An IT department can treat their colleagues as ‘customers’ if they want, but this weakens the company’s position as a customer of true IT suppliers.
Kumud Kalia’s article “End Users Are Not Your Customers” (CIO.com December 20th, 2007) challenges us to consider one of the most important questions of a corporate strategy for IT: how can our in-house IT people make the most telling contribution?
The orthodoxy over the past few years has been for those people to envisage everyone else in the company as their ‘customers’. As a result, the IT people are saying that they can make the best contribution as quasi-suppliers – so that’s how their colleagues in other departments treat them. So far so good, if everyone’s happpy, until the IT people need – or want – to have more of a say in the company’s strategies and business decisions than a supplier will be allowed.

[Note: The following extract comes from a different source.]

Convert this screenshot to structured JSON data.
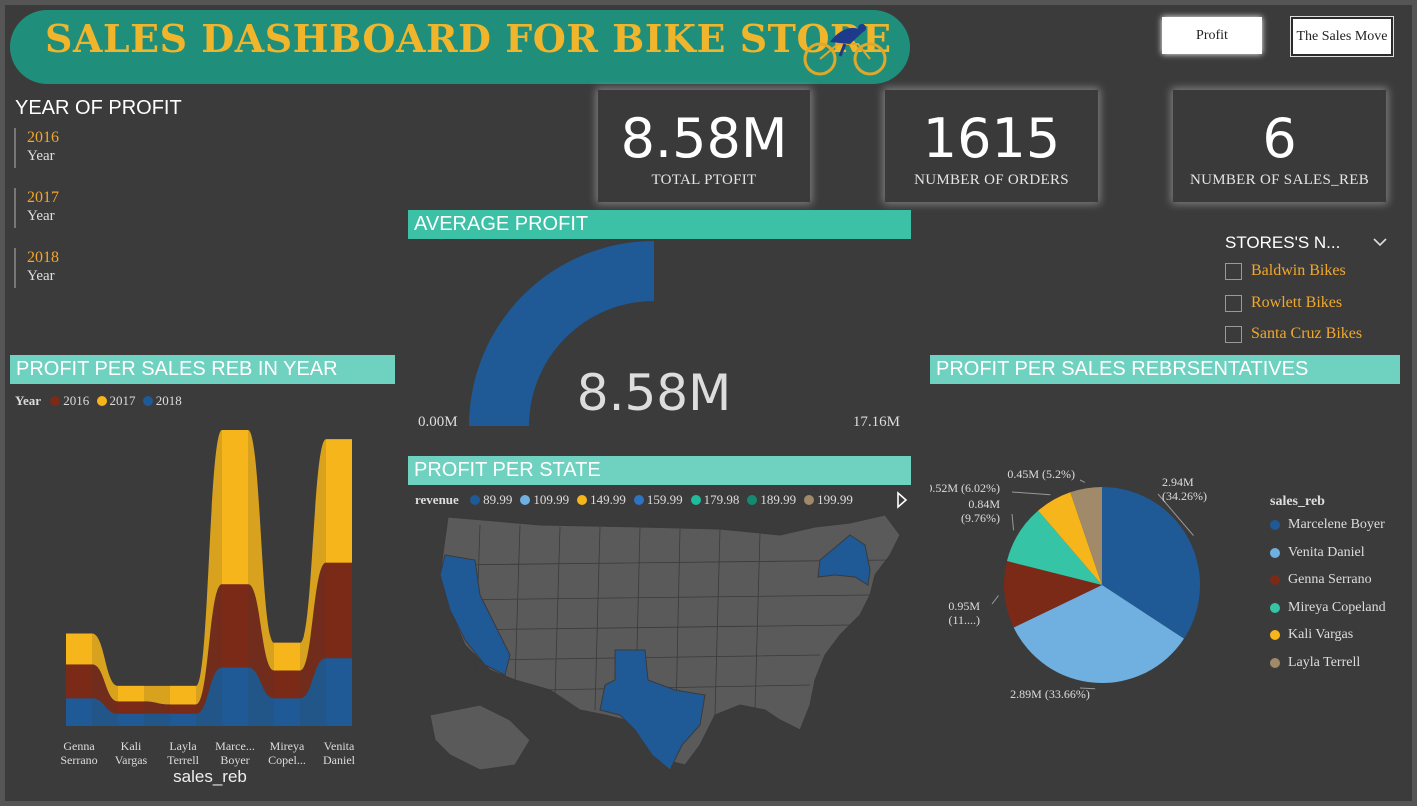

Also, focusing on the relationship between the IT people in an organisation and everyone can mask another, more critical strategic question. The company as a whole, IT department included, is a true customer of bona-fide – and powerful – external suppliers of IT. Whether or not the IT department wants to be treated as a quasi-supplier to ‘internal customers’, where do they see themselves in terms of the company’s dealings with external IT suppliers? In principle, they are 100 percent members of the customer team. But in practice if they are acting as a quasi-supplier themselves then confusion will reign and their influence will be diluted.
The bottom line? If the internal IT people see their colleagues as ‘customers’ then this weakens the company’s strategy as a customer of true IT suppliers.